What’s it got to do with Soroptimists?
These aims chime with the Soroptimists’ commitment to to transform the lives of women and girls through education, empowerment and enabling them. They have long been concerned to open the doors to science, technology, engineering and maths for girls through a range of initiatives worldwide. Science underpins all engineering, and it is vital to encourage girls to develop an interest in science as a first step.
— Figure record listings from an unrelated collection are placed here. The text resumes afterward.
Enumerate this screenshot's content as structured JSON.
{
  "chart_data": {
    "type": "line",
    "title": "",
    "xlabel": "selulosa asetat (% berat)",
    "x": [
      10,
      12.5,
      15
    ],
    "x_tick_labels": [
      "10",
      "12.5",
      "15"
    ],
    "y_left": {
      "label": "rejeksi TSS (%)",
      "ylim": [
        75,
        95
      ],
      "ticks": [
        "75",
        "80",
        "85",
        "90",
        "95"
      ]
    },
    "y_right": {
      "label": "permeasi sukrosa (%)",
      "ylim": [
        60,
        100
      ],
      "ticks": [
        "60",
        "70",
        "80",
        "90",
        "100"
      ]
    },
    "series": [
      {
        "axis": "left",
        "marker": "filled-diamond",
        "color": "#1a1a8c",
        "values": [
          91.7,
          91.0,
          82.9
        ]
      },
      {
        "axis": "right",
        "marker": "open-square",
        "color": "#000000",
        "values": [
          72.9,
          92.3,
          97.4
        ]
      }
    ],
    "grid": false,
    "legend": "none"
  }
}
Local Action: Soroptimists
Closer to home, SI Nantwich and District established a hugely successful programme of events that took place in local primary and secondary schools every year during National Science Week over 15 years from 1995 to 2010. SETupSCIENCE was founded in 1995 by SI Nantwich and District and The Women’s Engineering Society under the auspices of the British Association for the Advancement of Science. I spoke to Dr Vi Pritchard, one of our members who chaired the committee. She herself knows at first hand some of the barriers facing women following scientific careers – she was one of the country’s first women doctors, having benefitted from positive action to recruit only 6 female medical students at The London Hospital in 1948. By the time SETupSCIENCE was established, Vi was Community Paediatrician for South Cheshire. She describes the huge range of events that were set up in schools and visits to places of scientific interest – from an inflatable planetarium, a chemistry demo with bangs and flashes, exploration of Tudor Medicine, a visit to The Salt Museum, and a day of modelling to show how a Bentley is made were among the many activities organised for the young people. As well as introducing over 2,500 children, of whom over half were girls, to an exciting experience of science, Vi explains that this initiative really changed the way that science teachers approached the subject. In 2007, the project won the Soroptimists International award for Education. When it came to an end in 2010 Vi explained that they had achieved their aims, and that schools were more aware of the importance of science and were providing excellent science programmes themselves.